The 12-screen Kerasotes Theatre has enjoyed such success that it’s looking to expand, said Mark Perlstein, a principal at locally based Linder Co. who represents the movie theater. Discussions are ongoing with Kite to accommodate the expansion, Kite officials said.

The disclosure about Glendale, at 724,000 square feet the largest of Kite’s 39 retail properties, came in Kite’s first annual SEC filing since going public last August. However, Kite has been examining options for Glendale for about a year, said David Lee, Kite’s director of asset management.

That’s when Kite hired Chicago-based General Growth Properties to manage and lease Glendale, counting on General Growth’s national exposure to mall tenants and its relationship with traditional mall retailers to fill empty spaces at Glendale. The majority of Kite’s retail properties are neighborhood retail and outdoor power centers, which typically attract different anchor tenants than enclosed malls do.

General Growth is still marketing the mall and aggressively seeking new tenants, Lee said.

But he acknowledged that Glendale’s current situation can’t last forever.

“We don’t believe strategically we’ve captured the highest and best use for that property,” Lee said.

Kite is signing any new deals with the possibility of redevelopment in mind, he said.

“Flexibility is the key to any deal we entertain,” Lee said. New leases will include shorter lease terms or the option to move tenants in the event of redevelopment, he said.

Glendale’s 49 acres sit at the intersection of Keystone Avenue and 62nd Street, both heavily traveled north-side corridors that run through some of the city’s most densely populated neighborhoods.

“Glendale Mall is a great opportunity,” said Bryan Chandler, principal of Eclipse Real Estate, a locally based retail brokerage firm. “The trick is realizing the opportunity. You can’t find a more dense population base than you can around Glendale Mall.”

That population is also relatively educated and well-paid, although the southern edge of Glendale’s trade area has declined somewhat in recent years, Perlstein said.

From the time Kite purchased Glendale in 1999 from Chicago-based Equity Properties & Development LP, local retail developers have said the site’s best use might be as a power center, with one or more big-box tenants anchoring the space.

Given the success of Lowe’s, Kerasotes and outlot tenants such as O’Charley’s and Walgreen’s, Glendale’s most promising future might be to reconfigure the site to keep those tenants as anchors, razing much of the mall building and building a strip center to accommodate new tenants, several retail experts said.

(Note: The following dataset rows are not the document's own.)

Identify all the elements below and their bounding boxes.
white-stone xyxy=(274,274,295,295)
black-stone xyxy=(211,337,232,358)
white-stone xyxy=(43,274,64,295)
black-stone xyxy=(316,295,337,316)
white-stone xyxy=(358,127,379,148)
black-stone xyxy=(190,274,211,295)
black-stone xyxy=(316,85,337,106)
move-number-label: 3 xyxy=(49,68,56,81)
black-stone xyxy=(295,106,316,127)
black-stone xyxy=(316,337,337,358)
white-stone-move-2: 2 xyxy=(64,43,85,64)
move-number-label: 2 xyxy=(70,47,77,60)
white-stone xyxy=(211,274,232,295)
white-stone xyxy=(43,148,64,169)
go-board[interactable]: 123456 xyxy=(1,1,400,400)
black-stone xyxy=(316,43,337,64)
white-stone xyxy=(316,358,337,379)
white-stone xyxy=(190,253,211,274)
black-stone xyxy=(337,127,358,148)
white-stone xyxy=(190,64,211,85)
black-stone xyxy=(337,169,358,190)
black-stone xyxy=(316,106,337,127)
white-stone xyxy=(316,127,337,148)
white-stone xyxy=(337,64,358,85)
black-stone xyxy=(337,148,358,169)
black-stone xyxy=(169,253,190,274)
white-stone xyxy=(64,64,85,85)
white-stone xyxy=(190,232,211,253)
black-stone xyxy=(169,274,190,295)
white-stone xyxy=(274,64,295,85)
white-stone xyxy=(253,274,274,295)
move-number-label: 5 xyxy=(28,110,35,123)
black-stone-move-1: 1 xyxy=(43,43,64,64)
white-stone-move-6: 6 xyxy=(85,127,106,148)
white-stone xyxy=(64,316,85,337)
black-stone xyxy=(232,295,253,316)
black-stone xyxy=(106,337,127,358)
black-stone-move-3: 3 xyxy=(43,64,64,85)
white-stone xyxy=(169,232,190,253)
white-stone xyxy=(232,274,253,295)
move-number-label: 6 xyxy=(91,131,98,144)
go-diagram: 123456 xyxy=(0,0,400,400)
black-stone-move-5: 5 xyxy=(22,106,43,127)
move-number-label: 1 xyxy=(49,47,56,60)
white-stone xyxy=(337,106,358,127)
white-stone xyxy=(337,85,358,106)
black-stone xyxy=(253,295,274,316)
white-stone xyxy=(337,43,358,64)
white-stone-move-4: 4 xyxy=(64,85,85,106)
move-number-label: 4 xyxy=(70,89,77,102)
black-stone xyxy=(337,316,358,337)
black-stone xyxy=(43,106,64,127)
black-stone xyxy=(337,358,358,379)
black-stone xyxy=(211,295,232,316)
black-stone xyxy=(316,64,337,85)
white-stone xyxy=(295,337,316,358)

Kite hasn’t excluded that option or any other, Lee said. Demand from tenants and shoppers will ultimately decide Glendale’s fate.

“I don’t think we can really take anything off the drawing board,” Lee said. “It’s in the best interest of our shareholders and our company to look at all redevelopment possibilities.”

Glendale’s location and the presence of Lowe’s and Kerasotes could draw other big-name tenants to the site, retail brokers and developers said.

Minnesota-based Target Corp. in 2002 took a hard look at Glendale Plaza, a mostly vacant site across Keystone Avenue from the mall, for a SuperTarget. The retailer eventually decided to close its store at 53rd Street and Keystone Avenue and expand its Nora location on 86th Street. Target hasn’t taken a fresh look at the site since, said Chandler, who represents Target locally. Glendale’s anchors, along with Lowe’s and Kerasotes, include L.S. Ayres and Old Navy. Anchor Lazarus left the mall shortly after Kite purchased it, followed by four stores owned by The Limited Co. in 2002. Kite filled the Lazarus space with Old Navy, Stein Mart, Staples and a branch of the Indianapolis-Marion County Public Library. Stein Mart closed its Glendale store last fall.

The future of the three-level Ayres store is also in doubt with the pending takeover of Ayres’ parent company, St. Louis-based May Department Stores Co., by Cincinnati-based Federated Department Stores Inc. Analysts don’t expect the Ayres name to survive the merger, but Federated could choose to rebrand the store as a Macy’s or one of its other brands, they said.

Kite hasn’t been notified by Federated of its plans for the Glendale location, company officials said.